POLITICS AND CURRENT AFFAIRS
Over on Facebook one of a cluster of links reporting the increasing surveillance and regulation of young people’s lives caused one of our supporters to comment, ” I am shocked at the lack of a response, we seem to be sleepwalking into an Orwellian cage.” Given not all our followers visit Facebook here are some of the reports informing his and our outrage.
Privacy concerns raised as more than one million pupils are fingerprinted in schools
More than a million pupils have been fingerprinted at their secondary school – thousands without their parents’ consent, according to new research published on Friday.
At last, a law to stop almost anyone from doing almost anything
The new injunctions and the new dispersal orders create a system in which the authorities can prevent anyone from doing more or less anything. But they won’t be deployed against anyone. Advertisers, who cause plenty of nuisance and annoyance, have nothing to fear; nor do opera lovers hogging the pavements of Covent Garden. Annoyance and nuisance are what young people cause; they are inflicted by oddballs, the underclass, those who dispute the claims of power.

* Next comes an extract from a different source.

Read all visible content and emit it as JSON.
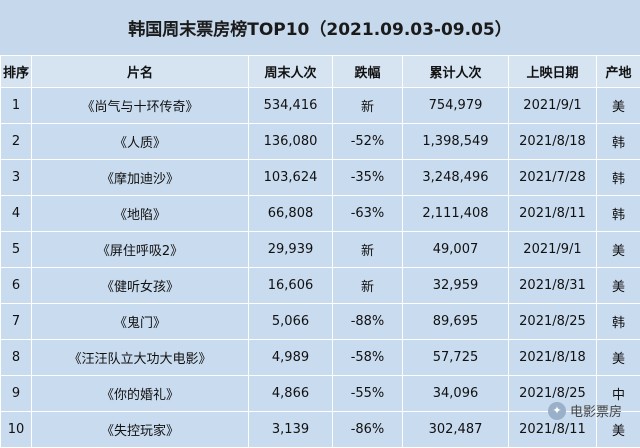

I understand the catch all possibilities of annoyance or nuisance and as a Youth Worker who has been directed to `hotspots` of anti-social behaviour for at least the last 6 years I do not fear this new proposal.
Yes these laws/rules are pervasive, undemocratic, restricting freedom of movement, etc. But how many authorities will actually implement them long term. There will be an initial flurry, then some high profiles examples but how many young people will be imprisoned for doing nothing ?
Yes. We know they will only be used against the familiar targets. Not against the BBC who send out thousands of threatening letters each week to people who don’t have a TV license. Letters which talk about their “imminent appearance in court” – and which are certainly more than just being “annoying” or a “nuisance”. Letters for which there is no legal basis in law at all. Is the BBC going to be served an IPNA when they come out? I don’t think so.
Perhaps minor crimes have been targeted with such success that the authorities have had to (in effect) expand the definition of crime to “being annoying” – in case they run out of things to do / people to march around wearing Pay Back bibs. Meanwhile it is business as usual on all the usual profit making fronts: starting wars to get contracts, selling weapons both to dictators and the revolutionaries who are toppling them, money-laundering public revenues to corporate bank accounts in massively over-priced public sector contracts (e.g. the failed £100 million BBC IT project) , stuffing hyperactive young people full of toxic drugs, private prisons for people who breach their IPNAs, and all the rest of it.
It is a final mockery that power is now making “being annoying” a matter for the law (and potentially jail if you breach the IPNA and are held in contempt of court) while power itself commits crimes of several orders of magnitude greater as part of its daily business.
But as the author of this piece (below) points out, where is the disquiet? Who notices the irony?
http://www.scriptonitedaily.com/2013/11/11/the-birth-of-a-police-state-uk-police-to-be-granted-sweeping-new-powers-2/
As concerns the finger-printing of young people in schools. The real problem here is not that they are “getting the wrong message about privacy” but that they are being criminalised. Finger-printing is how the police keep track of criminals. When students are finger-printed at school for the lunch queue system or library or registration systems they are being sent a message that they are criminals. Or at least like criminals in some way. That we seem to find this acceptable is part of the way that young people are being criminalised by default, just for being young. It is a strange reflection on this corrupt society ruled as it is solely by money that we have no other way of dealing with young people other than via the criminal justice system.